Volatility is part of the market, and learning to play it is how investors are able to make big returns on their money. But so-called “meme stocks” have continued to cause headaches for hedge funds — especially when there’s a frenzy.

Meme stocks refer to shares of companies that are wildly popular online — mainly thanks to chatter on Reddit forums and TikTok — and are traded feverishly by retail investors, sending prices soaring regardless of the company’s actual operating results or prospects.

By joining forces to buy up GameStop shares and boost its value, individual traders led by investor Keith Gill — better known by his online persona “Roaring Kitty” — crusaded against hedge funds that were profiting off the video game retailer’s declining business. Hedge funds pool investors’ money and invest it in things like short-selling and other more speculative practices that are typically not used by traditional mutual funds.

In doing this, Gill and his followers created what’s known as a “short squeeze” in early 2021, forcing the hedge funds that had shorted the company’s stock to buy up more shares in an attempt to shield themselves from losses — sending the stock “to the moon.” During the squeeze, GameStop’s shares surged more than 1,000% in a matter of weeks. (When traders short-sell a stock, they are betting that the stock will fall by borrowing shares and selling them high, with the belief that they can be repurchased later at a lower price.)

As a result of the 2021 rally, short-sellers lost more than $6 billion on a year-over-year basis, according to the analytics firm S3 Partners. Some popular hedge funds, like Citron Capital and Melvin Capital, were hit especially hard because of their short positions on GameStop. Citron’s founder Andrew Left said in January 2021 — at the height of the first meme stock mania — that his company would no longer publish short-selling research. And despite a $25 billion lifeline from Citadel, Melvin shuttered its operations in 2022 in the aftermath of the squeeze.

Both companies had been shorting GameStop, and reportedly lost billions from the stock surge.

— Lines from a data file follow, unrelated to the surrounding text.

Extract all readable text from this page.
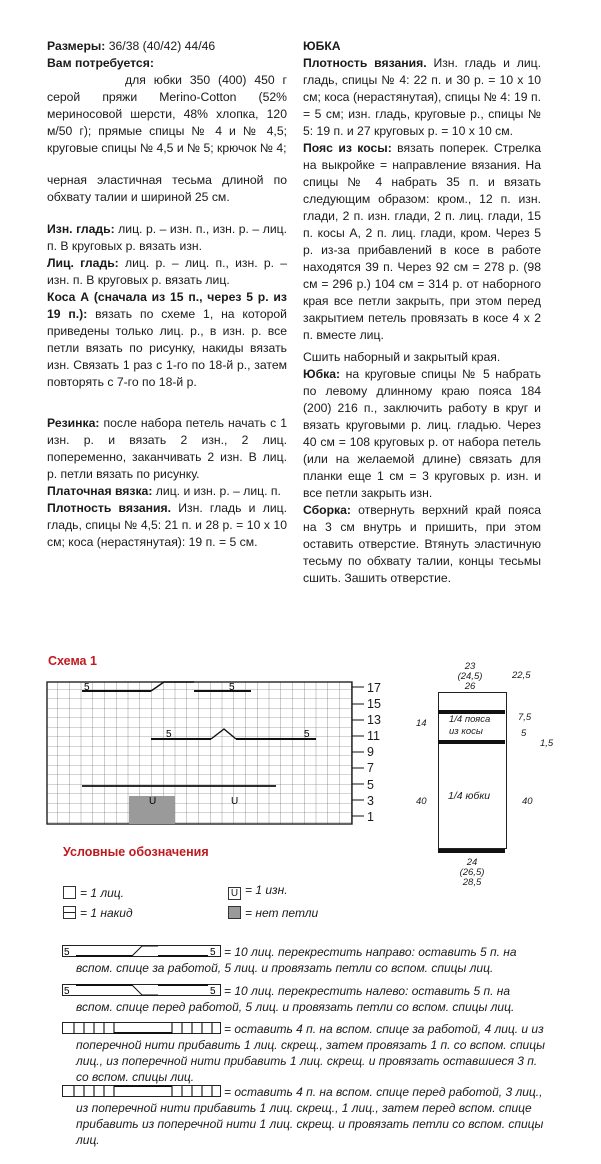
Размеры: 36/38 (40/42) 44/46

Вам потребуется:

для юбки 350 (400) 450 г серой пряжи Merino-Cotton (52% мериносовой шерсти, 48% хлопка, 120 м/50 г); прямые спицы № 4 и № 4,5; круговые спицы № 4,5 и № 5; крючок № 4;

черная эластичная тесьма длиной по обхвату талии и шириной 25 см.

Изн. гладь: лиц. р. – изн. п., изн. р. – лиц. п. В круговых р. вязать изн.

Лиц. гладь: лиц. р. – лиц. п., изн. р. – изн. п. В круговых р. вязать лиц.

Коса А (сначала из 15 п., через 5 р. из 19 п.): вязать по схеме 1, на которой приведены только лиц. р., в изн. р. все петли вязать по рисунку, накиды вязать изн. Связать 1 раз с 1-го по 18-й р., затем повторять с 7-го по 18-й р.

Резинка: после набора петель начать с 1 изн. р. и вязать 2 изн., 2 лиц. попеременно, заканчивать 2 изн. В лиц. р. петли вязать по рисунку.

Платочная вязка: лиц. и изн. р. – лиц. п.

Плотность вязания. Изн. гладь и лиц. гладь, спицы № 4,5: 21 п. и 28 р. = 10 х 10 см; коса (нерастянутая): 19 п. = 5 см.

ЮБКА

Плотность вязания. Изн. гладь и лиц. гладь, спицы № 4: 22 п. и 30 р. = 10 х 10 см; коса (нерастянутая), спицы № 4: 19 п. = 5 см; изн. гладь, круговые р., спицы № 5: 19 п. и 27 круговых р. = 10 х 10 см.

Пояс из косы: вязать поперек. Стрелка на выкройке = направление вязания. На спицы № 4 набрать 35 п. и вязать следующим образом: кром., 12 п. изн. глади, 2 п. изн. глади, 2 п. лиц. глади, 15 п. косы А, 2 п. лиц. глади, кром. Через 5 р. из-за прибавлений в косе в работе находятся 39 п. Через 92 см = 278 р. (98 см = 296 р.) 104 см = 314 р. от наборного края все петли закрыть, при этом перед закрытием петель провязать в косе 4 х 2 п. вместе лиц.

Сшить наборный и закрытый края.

Юбка: на круговые спицы № 5 набрать по левому длинному краю пояса 184 (200) 216 п., заключить работу в круг и вязать круговыми р. лиц. гладью. Через 40 см = 108 круговых р. от набора петель (или на желаемой длине) связать для планки еще 1 см = 3 круговых р. изн. и все петли закрыть изн.

Сборка: отвернуть верхний край пояса на 3 см внутрь и пришить, при этом оставить отверстие. Втянуть эластичную тесьму по обхвату талии, концы тесьмы сшить. Зашить отверстие.

Схема 1
5	5
5	5
U	U
17
15
13
11
9
7
5
3
1
23
(24,5)
26
22,5
1/4 пояса
из косы
14
7,5
5
1,5
1/4 юбки
40	40
24
(26,5)
28,5
Условные обозначения
= 1 лиц.
= 1 накид
U = 1 изн.
= нет петли
5	5 = 10 лиц. перекрестить направо: оставить 5 п. на вспом. спице за работой, 5 лиц. и провязать петли со вспом. спицы лиц.
5	5 = 10 лиц. перекрестить налево: оставить 5 п. на вспом. спице перед работой, 5 лиц. и провязать петли со вспом. спицы лиц.
= оставить 4 п. на вспом. спице за работой, 4 лиц. и из поперечной нити прибавить 1 лиц. скрещ., затем провязать 1 п. со вспом. спицы лиц., из поперечной нити прибавить 1 лиц. скрещ. и провязать оставшиеся 3 п. со вспом. спицы лиц.
= оставить 4 п. на вспом. спице перед работой, 3 лиц., из поперечной нити прибавить 1 лиц. скрещ., 1 лиц., затем перед вспом. спице прибавить из поперечной нити 1 лиц. скрещ. и провязать петли со вспом. спицы лиц.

A short-lived meme stock renaissance

Roaring Kitty’s return this week sent shares of GameStop soaring once again. The stock closed out the trading day Monday up almost 75%, and extended its gains into Tuesday before slipping during Wednesday trading.

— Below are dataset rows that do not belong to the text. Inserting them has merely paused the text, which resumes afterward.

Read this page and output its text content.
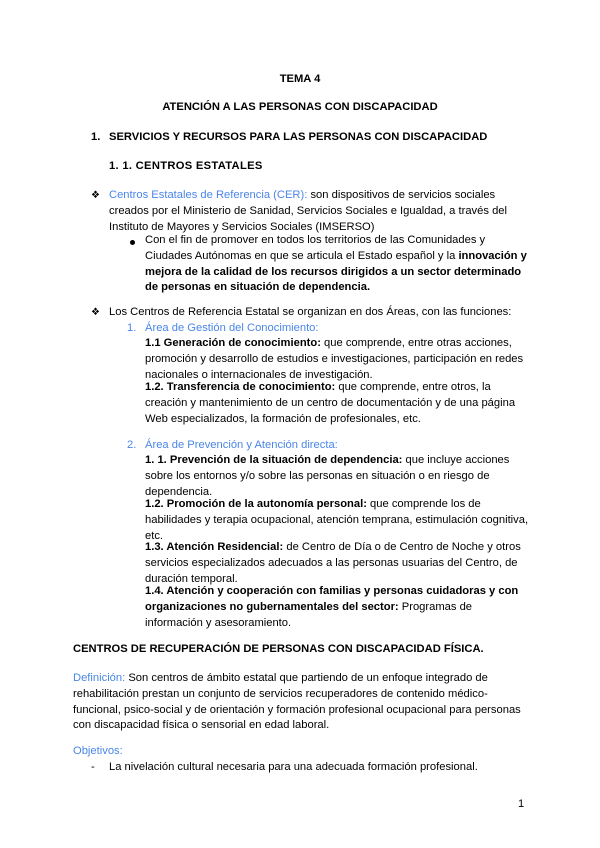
TEMA 4

ATENCIÓN A LAS PERSONAS CON DISCAPACIDAD

1. SERVICIOS Y RECURSOS PARA LAS PERSONAS CON DISCAPACIDAD

1. 1. CENTROS ESTATALES

❖ Centros Estatales de Referencia (CER): son dispositivos de servicios sociales creados por el Ministerio de Sanidad, Servicios Sociales e Igualdad, a través del Instituto de Mayores y Servicios Sociales (IMSERSO)

Con el fin de promover en todos los territorios de las Comunidades y Ciudades Autónomas en que se articula el Estado español y la innovación y mejora de la calidad de los recursos dirigidos a un sector determinado de personas en situación de dependencia.

❖ Los Centros de Referencia Estatal se organizan en dos Áreas, con las funciones:

1. Área de Gestión del Conocimiento:

1.1 Generación de conocimiento: que comprende, entre otras acciones, promoción y desarrollo de estudios e investigaciones, participación en redes nacionales o internacionales de investigación.

1.2. Transferencia de conocimiento: que comprende, entre otros, la creación y mantenimiento de un centro de documentación y de una página Web especializados, la formación de profesionales, etc.

2. Área de Prevención y Atención directa:

1. 1. Prevención de la situación de dependencia: que incluye acciones sobre los entornos y/o sobre las personas en situación o en riesgo de dependencia.

1.2. Promoción de la autonomía personal: que comprende los de habilidades y terapia ocupacional, atención temprana, estimulación cognitiva, etc.

1.3. Atención Residencial: de Centro de Día o de Centro de Noche y otros servicios especializados adecuados a las personas usuarias del Centro, de duración temporal.

1.4. Atención y cooperación con familias y personas cuidadoras y con organizaciones no gubernamentales del sector: Programas de información y asesoramiento.

CENTROS DE RECUPERACIÓN DE PERSONAS CON DISCAPACIDAD FÍSICA.

Definición: Son centros de ámbito estatal que partiendo de un enfoque integrado de rehabilitación prestan un conjunto de servicios recuperadores de contenido médico-funcional, psico-social y de orientación y formación profesional ocupacional para personas con discapacidad física o sensorial en edad laboral.

Objetivos:

- La nivelación cultural necesaria para una adecuada formación profesional.

1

This frenzy helped send other meme stocks higher, with AMC Entertainment rising 32% — before also dropping off on Wednesday. Popular memecoins Dogecoin and Shiba Inu also saw some smaller jumps.

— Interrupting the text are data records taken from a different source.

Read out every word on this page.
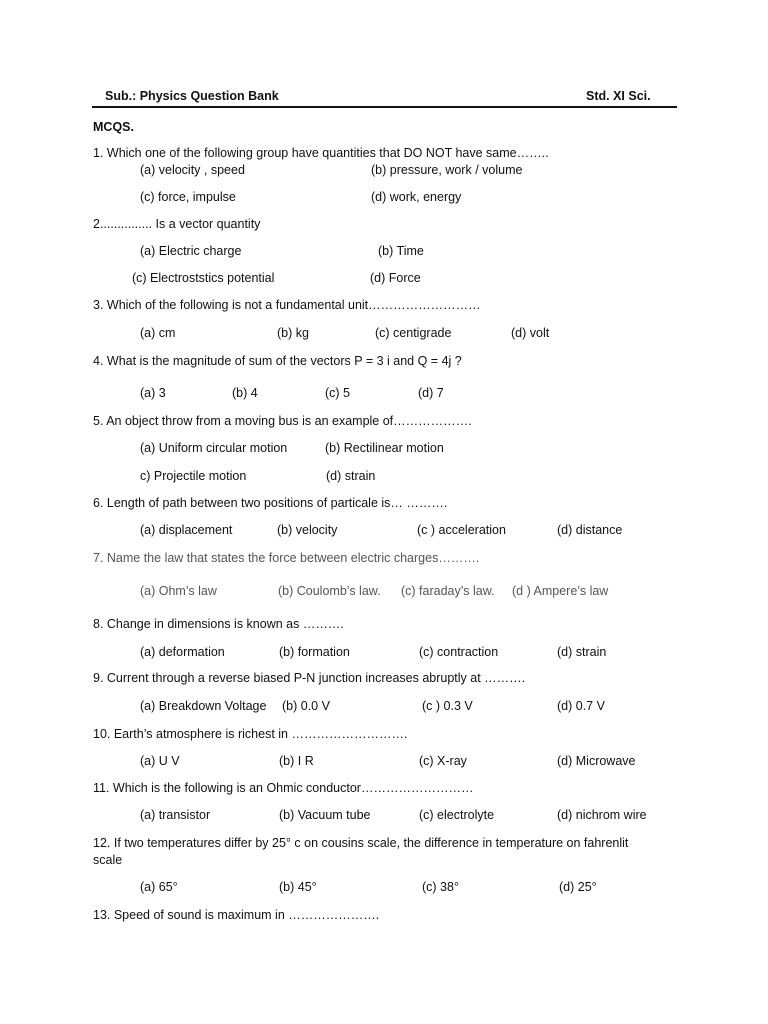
Sub.: Physics Question Bank	Std. XI Sci.
MCQS.
1. Which one of the following group have quantities that DO NOT have same……..
(a) velocity , speed	(b) pressure, work / volume
(c) force, impulse	(d) work, energy
2............... Is a vector quantity
(a) Electric charge	(b) Time
(c) Electroststics potential	(d) Force
3. Which of the following is not a fundamental unit………………………
(a) cm	(b) kg	(c) centigrade	(d) volt
4. What is the magnitude of sum of the vectors P = 3 i and Q = 4j ?
(a) 3	(b) 4	(c) 5	(d) 7
5. An object throw from a moving bus is an example of……………….
(a) Uniform circular motion	(b) Rectilinear motion
c) Projectile motion	(d) strain
6. Length of path between two positions of particale is… ……….
(a) displacement	(b) velocity	(c ) acceleration	(d) distance
7. Name the law that states the force between electric charges……….
(a) Ohm’s law	(b) Coulomb’s law. (c) faraday’s law. (d ) Ampere’s law
8. Change in dimensions is known as ……….
(a) deformation	(b) formation	(c) contraction	(d) strain
9. Current through a reverse biased P-N junction increases abruptly at ……….
(a) Breakdown Voltage (b) 0.0 V	(c ) 0.3 V	(d) 0.7 V
10. Earth’s atmosphere is richest in ……………………….
(a) U V	(b) I R	(c) X-ray	(d) Microwave
11. Which is the following is an Ohmic conductor………………………
(a) transistor	(b) Vacuum tube	(c) electrolyte	(d) nichrom wire
12. If two temperatures differ by 25° c on cousins scale, the difference in temperature on fahrenlit
scale
(a) 65°	(b) 45°	(c) 38°	(d) 25°
13. Speed of sound is maximum in ………………….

But Mario Iachini, senior vice president at Vanda Research, told Yahoo Finance that hedge funds are more prepared to handle meme stock-related volatility, having learned their lessons after 2021.

“Quant/hedge funds are much better equipped to handle these situations nowadays,” Iachini said. “If anything, we believe the chances that they participate along with retail in the squeeze but also lean against and then exit these trades ahead of retail traders are high.”

Within just two days, short-sellers as a whole lost more than $2 billion. They recovered about half of that after the stock began to sink on Wednesday, data from S3 Partners shows.

The quick drop-off in share price confirmed what Dan Egan, the head of behavioral finance at investment advisor Betterment, predicted: The current meme stock rally will be shorter-lived and more muted than the last.

“There might be a large body of meme stockholders who bought during the last rally looking to get out,” Egan said. “People with a losing stock will be motivated to sell as soon as they’re back to even, which will put some downward pressure on the price as it hits higher price points.”